Navigate to integrations

Go to the Integrations page within your CodeRabbit app settings: app.coderabbit.ai/integrations
2

Add MCP integration

Click New MCP Server and provide your server connection details along with a descriptive name.It’s also recommended to fill the User guidance field. See User guidance for details.
3

Complete authentication

Complete the authentication process for your MCP server following the prompts.
4

Configure tools

Enable or disable individual MCP tools for each server based on your needs.

How it works

CodeRabbit automatically calls relevant MCP tools during analysis to:

Gather context

Collects additional review context from your connected data sources

Enhance comments

Validates and enriches suggested review comments with relevant information
Enhanced review comments will include enriched insights while maintaining your existing workflow. Tools used during analysis are listed under “Additional context used.”

User guidance

The User guidance field is free-text instructions that CodeRabbit’s AI agent reads before using your MCP server. Use it to tell the agent what information is available, what to look for, and why it matters for code reviews. Some MCP servers need no additional guidance—the agent can figure out how to use their tools on its own.
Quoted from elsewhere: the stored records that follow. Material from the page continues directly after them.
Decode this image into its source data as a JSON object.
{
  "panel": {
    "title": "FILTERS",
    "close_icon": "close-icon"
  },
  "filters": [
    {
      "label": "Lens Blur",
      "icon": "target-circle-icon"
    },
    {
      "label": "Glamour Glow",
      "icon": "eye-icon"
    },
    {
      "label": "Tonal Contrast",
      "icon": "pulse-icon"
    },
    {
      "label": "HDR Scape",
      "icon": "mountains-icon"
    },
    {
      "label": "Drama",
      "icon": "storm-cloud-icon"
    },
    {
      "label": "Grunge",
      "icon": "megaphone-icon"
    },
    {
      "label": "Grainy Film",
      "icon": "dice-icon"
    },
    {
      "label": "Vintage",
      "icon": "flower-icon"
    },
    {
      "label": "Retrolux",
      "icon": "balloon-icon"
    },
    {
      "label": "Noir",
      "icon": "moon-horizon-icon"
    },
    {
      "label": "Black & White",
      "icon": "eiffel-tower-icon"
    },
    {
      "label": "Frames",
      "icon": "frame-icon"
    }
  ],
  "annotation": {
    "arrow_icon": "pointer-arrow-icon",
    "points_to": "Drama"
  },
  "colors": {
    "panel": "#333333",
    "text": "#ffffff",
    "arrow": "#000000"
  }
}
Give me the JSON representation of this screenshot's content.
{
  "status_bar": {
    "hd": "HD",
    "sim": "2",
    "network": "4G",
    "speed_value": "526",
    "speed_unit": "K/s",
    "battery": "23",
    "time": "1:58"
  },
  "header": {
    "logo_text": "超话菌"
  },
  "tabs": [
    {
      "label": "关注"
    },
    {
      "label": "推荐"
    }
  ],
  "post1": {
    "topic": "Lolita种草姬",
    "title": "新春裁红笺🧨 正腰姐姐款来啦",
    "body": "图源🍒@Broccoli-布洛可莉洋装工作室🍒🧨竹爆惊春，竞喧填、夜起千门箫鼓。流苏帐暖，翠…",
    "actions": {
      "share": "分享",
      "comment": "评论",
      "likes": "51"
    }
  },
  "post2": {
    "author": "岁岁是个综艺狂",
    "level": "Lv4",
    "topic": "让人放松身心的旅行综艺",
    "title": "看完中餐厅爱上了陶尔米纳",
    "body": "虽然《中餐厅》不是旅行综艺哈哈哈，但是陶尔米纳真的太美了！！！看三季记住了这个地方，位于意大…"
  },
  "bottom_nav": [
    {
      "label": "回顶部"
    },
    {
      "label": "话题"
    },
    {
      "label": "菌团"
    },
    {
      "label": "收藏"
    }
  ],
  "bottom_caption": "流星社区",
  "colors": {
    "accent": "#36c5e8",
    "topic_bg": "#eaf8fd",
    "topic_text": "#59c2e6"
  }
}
But many servers benefit from explicit context, especially when:
  • The server stores a wide variety of content (for example, a Notion workspace covering engineering specs, meeting notes, HR policies, and runbooks)
  • The server uses internal naming conventions or project keys that the agent can’t guess
  • The server is a custom in-house tool whose purpose isn’t obvious from its tool names alone
  • Resources are organized in non-standard hierarchies that the agent can’t automatically navigate

What to include in user guidance

Good user guidance answers three questions for the agent:
  1. What is stored here? Describe the kind of information available on this MCP server.
  2. What should CodeRabbit look for? Narrow the scope to what’s relevant for code reviews.
  3. How is it organized? Provide naming conventions, key formats, or URL patterns the agent needs to find the right resources.

Example configurations

Notion workspaces can contain many different types of content. Tell the agent which pages or databases are relevant to code reviews:
This Notion workspace contains our engineering documentation.
For code reviews, look in the "Engineering" space—specifically:
- "Architecture Decisions" for design rationale
- "API Contracts" for interface specifications
- "Service Runbooks" for operational context

Do not pull content from HR, Finance, or Company-wide spaces.

URL template placeholders

When guidance includes URLs that change per pull request, use placeholders that CodeRabbit automatically expands with values from the current PR:
https://jenkins.company.com/job/{workspace}/job/{repo}/job/PR-{pr}/

Available placeholders

PlaceholderDescriptionExample value
{repo}, {repo name}, {repository}Repository namemy-backend
{pr}, {pr number}Pull request number42
{mr}, {mr number}Merge request number (GitLab)42
{workspace}, {owner}, {org}Organization or workspaceacme-corp
{project}Project name (Azure DevOps)MyProject
Placeholders are case-insensitive. {repo}, {REPO}, and {Repo} all work the same way.